Summer in Pest was hotter than in Homonna or Vienna, as the newspapers kept reiterating. Mendel Berda-Stern had just dismissed his current manservant, because he was unable to serve him his coffee as prescribed. Mendel Berda-Stern suffered more from boredom than from the heat. He could never have imagined that it was possible to lose interest in one’s fellow human beings. Perhaps it was Hami that he missed most, when he was having his lonely evening meal.
He spent most of his time reading. He immersed himself in the study of the stars. He made a primitive telescope, which he kept tinkering away at. He worked his way through every book on the subject that he could get hold of. He would regularly visit the observatory on top of the Hármashatárhegy, at first for conversation, later to pursue scholarly work.
One evening in the foyer of the hotel he was met by Hami, who flew into his arms. Mendel Berda-Stern became livelier. He introduced her to everyone and made a thousand plans as to where to take his beloved sister. He wanted to show her every one of the city’s sights and would have dragged her along to all the salons he knew. In the hotel the rumor spread that she was not his sister but his lover-they were often to be seen holding hands.
On the very first evening he admitted to Hami what was keeping him away from home. The girl was open-mouthed. “How on earth can you believe in that stuff?” Mendel Berda-Stern listed his most serious evidence, from the birth of Sigmund in Nagyvárad to the death of Bendegúz. Then he told her of the fabulous amounts of money he had won at roulette and baccarat and on other fortune-hunting expeditions, which he more or less calculated in advance. May God take it not as a sin, but he could not be wrong this time.
Hami broke down in tears. “So we shall never see you at home again?”
“Of course you will. Just this dangerous year I have to spend away from Eleonora because… you understand.”

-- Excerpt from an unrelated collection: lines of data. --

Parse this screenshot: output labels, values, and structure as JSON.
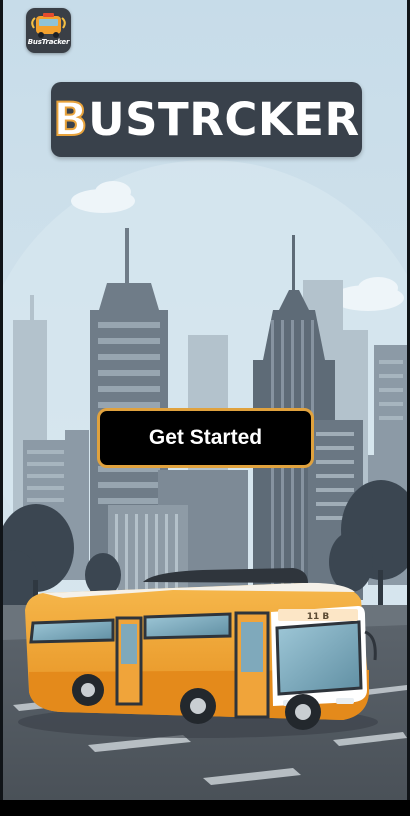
{
  "app_icon": {
    "name": "BusTracker",
    "icon": "bus-app-icon"
  },
  "logo": {
    "first_letter": "B",
    "rest": "USTRCKER"
  },
  "get_started_button": {
    "label": "Get Started"
  },
  "bus": {
    "route_sign": "11 B"
  },
  "colors": {
    "sky": "#cfe3ee",
    "banner": "#39414b",
    "accent": "#e0a23e",
    "bus_body": "#f2a12e",
    "button_bg": "#000000"
  }
}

“So why do you not explain this to her?”
“Do you think she would believe me? I’m sure you don’t.”
His sister left, mission unaccomplished.
The letters from Homonna dried up. Mendel Berda-Stern was not troubled by this, though he would gladly have read of the physical and mental development of his little Sigmund. He continued his uneventful inactivity in the capital. Peragit tranquilla potestas, quae violentia nequit. Quiet strength achieves what violence cannot.
He had less time ahead of him than behind him when he had news from his father-in-law. Leopold Pohl in formed him as delicately as possible that Eleonora was once again pregnant. Do not ask who the father is-she is not prepared to tell me. You have no one to blame but yourself!
Mendel Berda-Stern knew he was right. He spent a few days sorting out his financial affairs, then traveled to a little village in the back of beyond where he sought admission to the Piarist Order. The good will shown towards him by the order he repaid with a substantial gift of money. His whereabouts were revealed only to Hami, whom he asked to keep it a secret. His sister bowed to his wishes. Once in a blue moon she visited him. It was she who brought the news that Eleonora had had a second stillborn child, József, and had died giving birth.
“Never come here again. I have finished with the outside world!”